Litzio de Kalchoven, le père d’Yvana, était réellement cousin des Romalewsky. Or, Fédor avait le respect le plus absolu pour sa famille, et il lui répugnait d’avoir recours à des moyens criminels vis-à-vis d’un de ses membres.

Et puis, malgré le peu de sympathie que Roma lui témoignait, elle le captivait, le tenait en quelque sorte par un lien d’affinité… d’amour, peut-être…

Il se maîtrisa donc.
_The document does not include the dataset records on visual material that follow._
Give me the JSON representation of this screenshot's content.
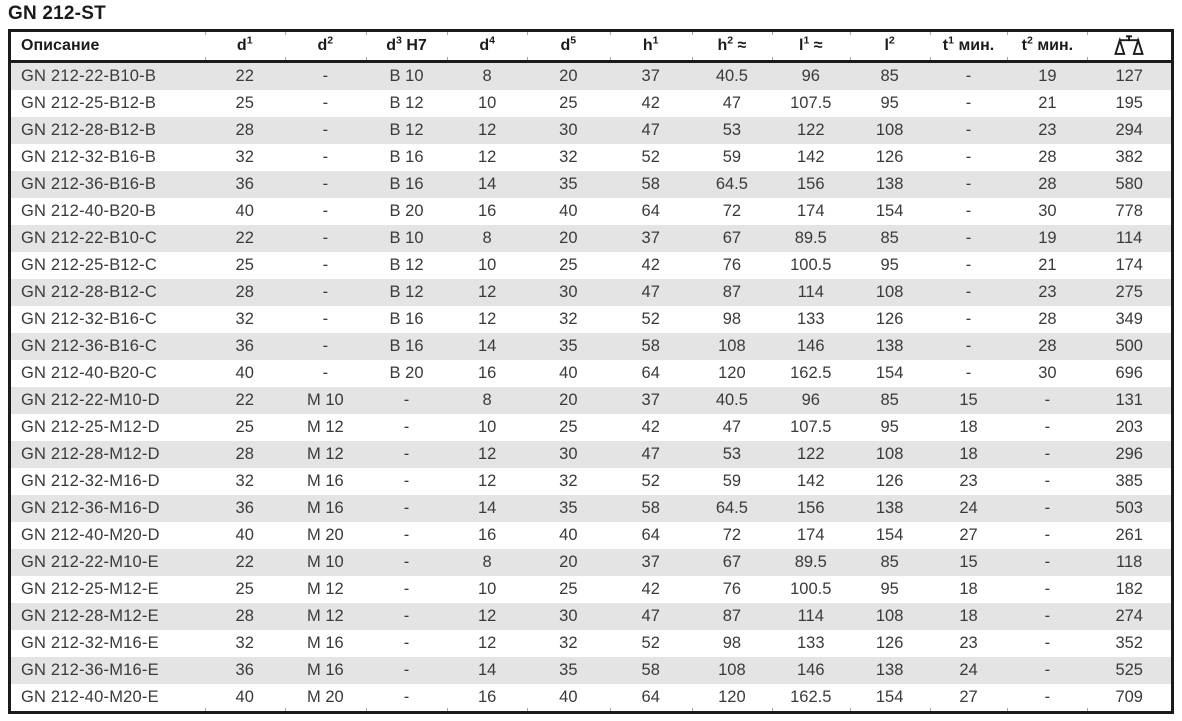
{
  "title": "GN 212-ST",
  "colors": {
    "stripe": "#e4e4e4",
    "border": "#1b1b1b",
    "text": "#3a3a3a",
    "header_text": "#1b1b1b"
  },
  "table": {
    "columns": [
      {
        "key": "description",
        "label": "Описание"
      },
      {
        "key": "d1",
        "base": "d",
        "index": "1"
      },
      {
        "key": "d2",
        "base": "d",
        "index": "2"
      },
      {
        "key": "d3",
        "base": "d",
        "index": "3",
        "suffix": "H7"
      },
      {
        "key": "d4",
        "base": "d",
        "index": "4"
      },
      {
        "key": "d5",
        "base": "d",
        "index": "5"
      },
      {
        "key": "h1",
        "base": "h",
        "index": "1"
      },
      {
        "key": "h2",
        "base": "h",
        "index": "2",
        "suffix": "≈"
      },
      {
        "key": "l1",
        "base": "l",
        "index": "1",
        "suffix": "≈"
      },
      {
        "key": "l2",
        "base": "l",
        "index": "2"
      },
      {
        "key": "t1",
        "base": "t",
        "index": "1",
        "suffix": "мин."
      },
      {
        "key": "t2",
        "base": "t",
        "index": "2",
        "suffix": "мин."
      },
      {
        "key": "weight",
        "icon": "scale-icon"
      }
    ],
    "rows": [
      [
        "GN 212-22-B10-B",
        "22",
        "-",
        "B 10",
        "8",
        "20",
        "37",
        "40.5",
        "96",
        "85",
        "-",
        "19",
        "127"
      ],
      [
        "GN 212-25-B12-B",
        "25",
        "-",
        "B 12",
        "10",
        "25",
        "42",
        "47",
        "107.5",
        "95",
        "-",
        "21",
        "195"
      ],
      [
        "GN 212-28-B12-B",
        "28",
        "-",
        "B 12",
        "12",
        "30",
        "47",
        "53",
        "122",
        "108",
        "-",
        "23",
        "294"
      ],
      [
        "GN 212-32-B16-B",
        "32",
        "-",
        "B 16",
        "12",
        "32",
        "52",
        "59",
        "142",
        "126",
        "-",
        "28",
        "382"
      ],
      [
        "GN 212-36-B16-B",
        "36",
        "-",
        "B 16",
        "14",
        "35",
        "58",
        "64.5",
        "156",
        "138",
        "-",
        "28",
        "580"
      ],
      [
        "GN 212-40-B20-B",
        "40",
        "-",
        "B 20",
        "16",
        "40",
        "64",
        "72",
        "174",
        "154",
        "-",
        "30",
        "778"
      ],
      [
        "GN 212-22-B10-C",
        "22",
        "-",
        "B 10",
        "8",
        "20",
        "37",
        "67",
        "89.5",
        "85",
        "-",
        "19",
        "114"
      ],
      [
        "GN 212-25-B12-C",
        "25",
        "-",
        "B 12",
        "10",
        "25",
        "42",
        "76",
        "100.5",
        "95",
        "-",
        "21",
        "174"
      ],
      [
        "GN 212-28-B12-C",
        "28",
        "-",
        "B 12",
        "12",
        "30",
        "47",
        "87",
        "114",
        "108",
        "-",
        "23",
        "275"
      ],
      [
        "GN 212-32-B16-C",
        "32",
        "-",
        "B 16",
        "12",
        "32",
        "52",
        "98",
        "133",
        "126",
        "-",
        "28",
        "349"
      ],
      [
        "GN 212-36-B16-C",
        "36",
        "-",
        "B 16",
        "14",
        "35",
        "58",
        "108",
        "146",
        "138",
        "-",
        "28",
        "500"
      ],
      [
        "GN 212-40-B20-C",
        "40",
        "-",
        "B 20",
        "16",
        "40",
        "64",
        "120",
        "162.5",
        "154",
        "-",
        "30",
        "696"
      ],
      [
        "GN 212-22-M10-D",
        "22",
        "M 10",
        "-",
        "8",
        "20",
        "37",
        "40.5",
        "96",
        "85",
        "15",
        "-",
        "131"
      ],
      [
        "GN 212-25-M12-D",
        "25",
        "M 12",
        "-",
        "10",
        "25",
        "42",
        "47",
        "107.5",
        "95",
        "18",
        "-",
        "203"
      ],
      [
        "GN 212-28-M12-D",
        "28",
        "M 12",
        "-",
        "12",
        "30",
        "47",
        "53",
        "122",
        "108",
        "18",
        "-",
        "296"
      ],
      [
        "GN 212-32-M16-D",
        "32",
        "M 16",
        "-",
        "12",
        "32",
        "52",
        "59",
        "142",
        "126",
        "23",
        "-",
        "385"
      ],
      [
        "GN 212-36-M16-D",
        "36",
        "M 16",
        "-",
        "14",
        "35",
        "58",
        "64.5",
        "156",
        "138",
        "24",
        "-",
        "503"
      ],
      [
        "GN 212-40-M20-D",
        "40",
        "M 20",
        "-",
        "16",
        "40",
        "64",
        "72",
        "174",
        "154",
        "27",
        "-",
        "261"
      ],
      [
        "GN 212-22-M10-E",
        "22",
        "M 10",
        "-",
        "8",
        "20",
        "37",
        "67",
        "89.5",
        "85",
        "15",
        "-",
        "118"
      ],
      [
        "GN 212-25-M12-E",
        "25",
        "M 12",
        "-",
        "10",
        "25",
        "42",
        "76",
        "100.5",
        "95",
        "18",
        "-",
        "182"
      ],
      [
        "GN 212-28-M12-E",
        "28",
        "M 12",
        "-",
        "12",
        "30",
        "47",
        "87",
        "114",
        "108",
        "18",
        "-",
        "274"
      ],
      [
        "GN 212-32-M16-E",
        "32",
        "M 16",
        "-",
        "12",
        "32",
        "52",
        "98",
        "133",
        "126",
        "23",
        "-",
        "352"
      ],
      [
        "GN 212-36-M16-E",
        "36",
        "M 16",
        "-",
        "14",
        "35",
        "58",
        "108",
        "146",
        "138",
        "24",
        "-",
        "525"
      ],
      [
        "GN 212-40-M20-E",
        "40",
        "M 20",
        "-",
        "16",
        "40",
        "64",
        "120",
        "162.5",
        "154",
        "27",
        "-",
        "709"
      ]
    ]
  }
}
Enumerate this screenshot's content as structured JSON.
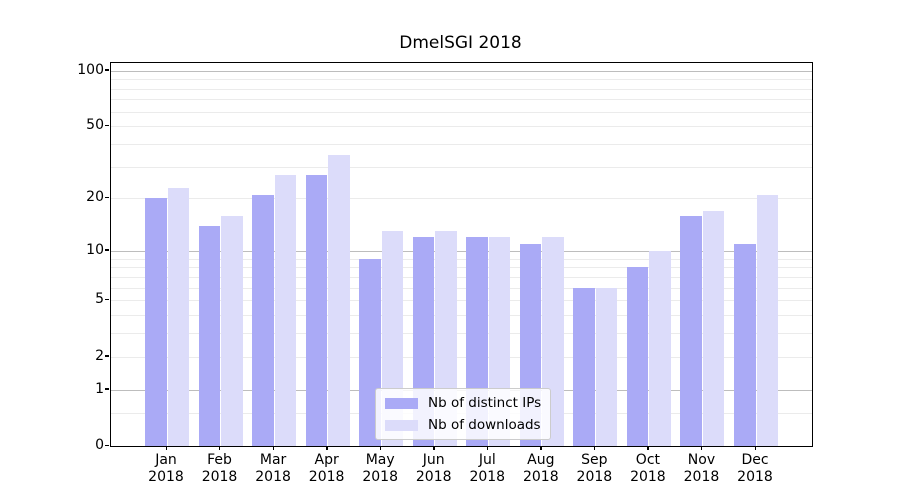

Dorénavant, on vivrait fort loin des tableaux évocateurs du passé, et le temps, l’oubli, la distraction feraient leur œuvre habituelle.

Il ne répondit pas tout de suite, regarda avec une infinie tristesse le visage encore plus pâle, aux paupières bleuies, de la victime des Kouraniens…

Enfin, comme le silence se prolongeait :

— Mon enfant, plus tard vous regretteriez vos duretés imméritées… Je ne saurais vous en vouloir, parce que vous avez beaucoup souffert ; mais il est cruel de vous avoir arrachée des bras de la mort lente et affreuse qui vous guettait, pour que vous me reprochiez sans cesse cette action qui est un bienfait. Reposez encore. Rosa va vous lire des histoires qui dériveront le cours de vos songeries.

— Quand arriverons-nous ?

Dans une vingtaine d’heures, nous toucherons Tornwald. Soyez guérie et forte pour ce pèlerinage souhaité. Il ne sera pas aisé à accomplir, je le crains.

Le froid s’accentuait chaque jour. Le cap au nord, le Stentor s’en allait au-devant de la neige. Bientôt, elle vint blanchir les vergues, et Roma, en quittant sa cabine, un matin, s’écria :

— Tiens, le navire porte mes couleurs !

Fédor, qui avait su prévoir le changement rapide de température, s’était prémuni amplement de fourrures moelleuses.

Sur son conseil, Rosa avait préparé pour sa maîtresse un costume d’astrakan blanc. Elle la pria de le revêtir pour l’expédition de Tornwald, où le bateau vint atterrir un matin d’octobre.

La ville est loin du port. Il faut, pour le gagner, entreprendre une cinquantaine de kilomètres à travers steppes et forêts.

Pour ce trajet, Fédor ne put trouver mieux qu’une sorte de traîneau attelé de chiens. Un marin de la côte s’offrit pour guide et pour cocher.

Pourvue d’une quantité de fourrures et d’abondantes provisions, la petite troupe se mit en route sous un ciel gris et bas, par une bise coupante du nord.